Over the years, and since this dispensation, our rulers have hidden under the guise of reforms to introduce religion to our education. NBAIS certificate is yet another manifestation of this dangerous trend. The other time the country was wracked by what should be the acceptable dress code for students at the primary and secondary school levels. In Osun state, for example, some Christian students had to don choir robes to counter the hijab and flowing gowns allowed for Muslim students. While we fight over inanities in defence of our largely shallow faith, nobody worries about the contents of our education, the structure of the curricular, instructional materials, infrastructure in our schools, the quality of the teaching staff and their motivation, access to education in terms of affordability, and other critical mandates.
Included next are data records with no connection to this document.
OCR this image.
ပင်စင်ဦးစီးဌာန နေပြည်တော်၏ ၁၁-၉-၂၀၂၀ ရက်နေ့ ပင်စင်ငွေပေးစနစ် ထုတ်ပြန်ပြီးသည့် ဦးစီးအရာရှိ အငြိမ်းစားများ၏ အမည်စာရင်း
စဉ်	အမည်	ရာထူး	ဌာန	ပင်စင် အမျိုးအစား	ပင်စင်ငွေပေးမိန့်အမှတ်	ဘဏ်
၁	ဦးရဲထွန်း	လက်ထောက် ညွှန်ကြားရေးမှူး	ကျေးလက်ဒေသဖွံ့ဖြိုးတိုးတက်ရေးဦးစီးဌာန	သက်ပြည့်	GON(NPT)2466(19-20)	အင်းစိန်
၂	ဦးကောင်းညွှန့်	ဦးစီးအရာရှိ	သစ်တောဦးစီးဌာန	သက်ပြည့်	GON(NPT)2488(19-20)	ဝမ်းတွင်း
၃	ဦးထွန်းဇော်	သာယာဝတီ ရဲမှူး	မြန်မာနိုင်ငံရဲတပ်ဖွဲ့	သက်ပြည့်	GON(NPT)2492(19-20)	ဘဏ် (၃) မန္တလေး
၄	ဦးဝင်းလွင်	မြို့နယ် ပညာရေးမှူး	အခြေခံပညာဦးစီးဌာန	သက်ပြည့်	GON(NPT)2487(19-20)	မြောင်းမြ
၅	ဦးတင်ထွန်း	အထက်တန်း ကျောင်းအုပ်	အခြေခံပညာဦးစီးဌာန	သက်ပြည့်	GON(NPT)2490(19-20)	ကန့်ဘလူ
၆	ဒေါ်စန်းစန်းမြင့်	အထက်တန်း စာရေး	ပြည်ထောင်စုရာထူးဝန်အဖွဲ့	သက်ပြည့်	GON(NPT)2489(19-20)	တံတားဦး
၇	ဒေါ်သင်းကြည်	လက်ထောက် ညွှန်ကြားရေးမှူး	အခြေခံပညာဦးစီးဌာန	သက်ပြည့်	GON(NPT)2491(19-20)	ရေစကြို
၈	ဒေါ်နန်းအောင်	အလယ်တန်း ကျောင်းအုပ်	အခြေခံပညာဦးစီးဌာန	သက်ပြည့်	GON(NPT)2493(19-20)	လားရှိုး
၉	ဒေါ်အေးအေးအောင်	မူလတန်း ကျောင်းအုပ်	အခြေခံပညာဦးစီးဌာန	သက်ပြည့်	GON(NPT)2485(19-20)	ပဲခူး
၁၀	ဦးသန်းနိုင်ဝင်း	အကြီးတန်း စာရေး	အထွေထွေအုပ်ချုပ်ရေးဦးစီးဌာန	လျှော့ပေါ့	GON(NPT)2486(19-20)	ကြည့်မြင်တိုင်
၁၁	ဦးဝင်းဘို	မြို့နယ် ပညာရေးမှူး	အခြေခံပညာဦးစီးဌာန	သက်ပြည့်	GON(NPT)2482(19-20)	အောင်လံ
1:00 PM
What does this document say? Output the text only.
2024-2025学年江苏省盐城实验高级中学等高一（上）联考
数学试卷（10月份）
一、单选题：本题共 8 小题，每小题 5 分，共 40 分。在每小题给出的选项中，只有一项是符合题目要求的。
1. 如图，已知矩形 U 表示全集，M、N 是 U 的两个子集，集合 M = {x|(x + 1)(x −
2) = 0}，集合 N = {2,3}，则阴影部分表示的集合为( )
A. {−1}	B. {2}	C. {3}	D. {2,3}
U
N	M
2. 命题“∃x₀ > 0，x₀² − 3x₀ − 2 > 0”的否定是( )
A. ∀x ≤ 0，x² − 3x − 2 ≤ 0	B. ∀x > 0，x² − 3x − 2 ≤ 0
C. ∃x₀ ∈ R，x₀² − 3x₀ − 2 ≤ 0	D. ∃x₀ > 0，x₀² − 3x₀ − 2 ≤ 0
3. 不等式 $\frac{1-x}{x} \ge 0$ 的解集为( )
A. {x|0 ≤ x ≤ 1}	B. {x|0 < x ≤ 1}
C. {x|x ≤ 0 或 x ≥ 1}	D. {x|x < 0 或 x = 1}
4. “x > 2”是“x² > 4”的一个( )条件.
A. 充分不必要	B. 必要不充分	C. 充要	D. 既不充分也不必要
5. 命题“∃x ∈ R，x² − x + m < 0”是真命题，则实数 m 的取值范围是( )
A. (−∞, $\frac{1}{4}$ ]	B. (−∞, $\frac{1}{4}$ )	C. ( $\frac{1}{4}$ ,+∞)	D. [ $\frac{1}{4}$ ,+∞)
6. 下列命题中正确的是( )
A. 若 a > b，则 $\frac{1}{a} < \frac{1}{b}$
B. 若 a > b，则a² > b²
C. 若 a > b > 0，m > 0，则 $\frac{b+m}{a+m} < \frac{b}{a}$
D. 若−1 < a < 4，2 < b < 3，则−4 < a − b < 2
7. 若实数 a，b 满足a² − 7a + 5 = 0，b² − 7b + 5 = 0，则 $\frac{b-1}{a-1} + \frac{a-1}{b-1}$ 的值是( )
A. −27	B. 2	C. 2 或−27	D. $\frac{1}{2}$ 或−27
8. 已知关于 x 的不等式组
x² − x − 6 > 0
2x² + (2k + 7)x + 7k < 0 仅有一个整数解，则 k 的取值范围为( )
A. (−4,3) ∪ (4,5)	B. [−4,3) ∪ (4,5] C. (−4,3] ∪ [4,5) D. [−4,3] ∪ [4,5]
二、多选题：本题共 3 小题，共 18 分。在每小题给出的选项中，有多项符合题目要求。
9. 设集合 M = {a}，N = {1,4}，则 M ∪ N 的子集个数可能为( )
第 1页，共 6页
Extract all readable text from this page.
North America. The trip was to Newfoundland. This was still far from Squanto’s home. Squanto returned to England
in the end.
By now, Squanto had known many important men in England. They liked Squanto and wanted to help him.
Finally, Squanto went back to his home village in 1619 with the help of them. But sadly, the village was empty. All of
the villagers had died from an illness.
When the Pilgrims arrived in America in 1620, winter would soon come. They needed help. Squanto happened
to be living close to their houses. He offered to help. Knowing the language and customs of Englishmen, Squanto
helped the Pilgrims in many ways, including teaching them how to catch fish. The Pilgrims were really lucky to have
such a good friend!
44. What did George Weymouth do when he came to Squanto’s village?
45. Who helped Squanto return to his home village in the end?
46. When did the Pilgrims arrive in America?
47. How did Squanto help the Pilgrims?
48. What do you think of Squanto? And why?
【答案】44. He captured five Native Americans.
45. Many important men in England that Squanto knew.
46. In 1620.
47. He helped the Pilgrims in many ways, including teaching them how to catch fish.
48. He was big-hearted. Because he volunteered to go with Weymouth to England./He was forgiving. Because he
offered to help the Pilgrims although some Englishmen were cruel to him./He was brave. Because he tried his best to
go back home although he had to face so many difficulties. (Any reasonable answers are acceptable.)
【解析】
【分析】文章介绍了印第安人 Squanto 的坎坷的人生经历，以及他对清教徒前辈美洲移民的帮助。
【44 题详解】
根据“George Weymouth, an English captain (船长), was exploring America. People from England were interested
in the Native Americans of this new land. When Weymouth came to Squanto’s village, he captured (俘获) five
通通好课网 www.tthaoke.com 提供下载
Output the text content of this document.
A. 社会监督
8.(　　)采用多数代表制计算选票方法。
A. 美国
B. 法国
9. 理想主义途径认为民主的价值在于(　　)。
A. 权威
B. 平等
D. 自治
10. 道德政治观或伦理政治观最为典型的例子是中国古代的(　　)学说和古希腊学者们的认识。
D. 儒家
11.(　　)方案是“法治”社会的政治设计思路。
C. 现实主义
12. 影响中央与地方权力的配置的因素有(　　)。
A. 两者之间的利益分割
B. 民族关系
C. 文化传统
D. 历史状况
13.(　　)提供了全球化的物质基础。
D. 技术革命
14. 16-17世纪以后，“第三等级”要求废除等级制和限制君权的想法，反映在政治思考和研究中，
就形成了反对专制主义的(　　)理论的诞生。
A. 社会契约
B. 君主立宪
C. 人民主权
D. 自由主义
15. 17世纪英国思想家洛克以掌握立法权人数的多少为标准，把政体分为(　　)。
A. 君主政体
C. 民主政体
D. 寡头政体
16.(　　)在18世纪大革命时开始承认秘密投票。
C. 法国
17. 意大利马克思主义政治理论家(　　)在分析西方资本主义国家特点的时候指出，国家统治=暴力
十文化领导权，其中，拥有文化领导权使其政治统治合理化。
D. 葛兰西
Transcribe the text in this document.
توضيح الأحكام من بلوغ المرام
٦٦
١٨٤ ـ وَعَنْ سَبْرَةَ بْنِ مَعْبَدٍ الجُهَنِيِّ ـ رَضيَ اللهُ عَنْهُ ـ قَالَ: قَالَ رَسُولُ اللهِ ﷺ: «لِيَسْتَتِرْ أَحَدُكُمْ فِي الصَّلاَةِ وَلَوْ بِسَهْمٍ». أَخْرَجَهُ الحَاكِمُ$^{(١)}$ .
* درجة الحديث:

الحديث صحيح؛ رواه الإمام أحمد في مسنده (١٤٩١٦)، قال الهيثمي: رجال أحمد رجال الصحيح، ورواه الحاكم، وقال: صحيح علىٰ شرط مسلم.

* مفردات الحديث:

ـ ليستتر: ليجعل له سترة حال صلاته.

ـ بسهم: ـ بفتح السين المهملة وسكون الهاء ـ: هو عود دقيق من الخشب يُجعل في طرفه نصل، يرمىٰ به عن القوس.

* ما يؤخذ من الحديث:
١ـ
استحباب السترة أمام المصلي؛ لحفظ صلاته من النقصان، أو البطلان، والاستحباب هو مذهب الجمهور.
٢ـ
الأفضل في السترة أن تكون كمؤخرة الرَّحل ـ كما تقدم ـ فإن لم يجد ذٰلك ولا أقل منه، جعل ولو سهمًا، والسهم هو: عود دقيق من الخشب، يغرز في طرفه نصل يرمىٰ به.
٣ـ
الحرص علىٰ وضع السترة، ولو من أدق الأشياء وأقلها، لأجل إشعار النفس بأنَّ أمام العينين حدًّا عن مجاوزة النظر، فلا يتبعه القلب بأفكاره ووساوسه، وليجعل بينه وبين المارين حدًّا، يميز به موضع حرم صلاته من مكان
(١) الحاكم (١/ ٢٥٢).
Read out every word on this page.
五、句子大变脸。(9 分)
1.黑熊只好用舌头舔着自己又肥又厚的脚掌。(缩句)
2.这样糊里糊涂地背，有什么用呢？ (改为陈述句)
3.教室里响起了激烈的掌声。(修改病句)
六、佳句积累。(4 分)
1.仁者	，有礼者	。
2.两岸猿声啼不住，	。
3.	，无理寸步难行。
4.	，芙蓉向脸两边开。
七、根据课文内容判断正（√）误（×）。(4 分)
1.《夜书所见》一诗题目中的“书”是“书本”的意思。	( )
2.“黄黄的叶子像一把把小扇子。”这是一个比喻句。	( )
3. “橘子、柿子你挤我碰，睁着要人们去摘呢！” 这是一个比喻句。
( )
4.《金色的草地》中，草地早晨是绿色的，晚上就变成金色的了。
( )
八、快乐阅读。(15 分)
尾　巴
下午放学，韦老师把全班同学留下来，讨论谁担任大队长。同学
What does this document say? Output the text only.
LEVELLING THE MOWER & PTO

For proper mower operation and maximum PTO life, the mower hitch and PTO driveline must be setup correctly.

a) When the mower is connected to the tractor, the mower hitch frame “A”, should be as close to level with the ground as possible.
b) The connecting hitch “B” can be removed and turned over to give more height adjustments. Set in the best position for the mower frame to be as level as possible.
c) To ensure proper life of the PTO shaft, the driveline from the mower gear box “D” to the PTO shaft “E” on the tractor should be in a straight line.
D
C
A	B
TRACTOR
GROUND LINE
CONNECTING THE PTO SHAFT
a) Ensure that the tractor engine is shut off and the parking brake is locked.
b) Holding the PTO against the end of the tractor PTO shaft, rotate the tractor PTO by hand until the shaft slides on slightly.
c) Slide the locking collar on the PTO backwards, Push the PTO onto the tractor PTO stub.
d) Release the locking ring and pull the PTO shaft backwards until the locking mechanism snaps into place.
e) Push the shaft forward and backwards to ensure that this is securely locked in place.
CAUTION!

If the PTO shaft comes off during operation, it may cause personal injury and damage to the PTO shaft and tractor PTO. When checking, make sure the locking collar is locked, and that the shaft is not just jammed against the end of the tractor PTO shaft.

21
There are no interrogations about how the federal government or the subnationals are striving to meet the minimum prescribed annual budgetary allocations to education, or even whether the miserly allocations are put to good use or stolen by the many sharks in our educational system and their collaborators.
There are many challenges confronting our educational system. This quest to make the obviously sectarian and dubious NBAIS certificate an equivalent of WAEC and NECO certificates for entry into tertiary institutions, or for job placements in government institutions will do this country no good. Perish the idea for the sake of “ndu mmiri, ndu azu”, or for the good of all.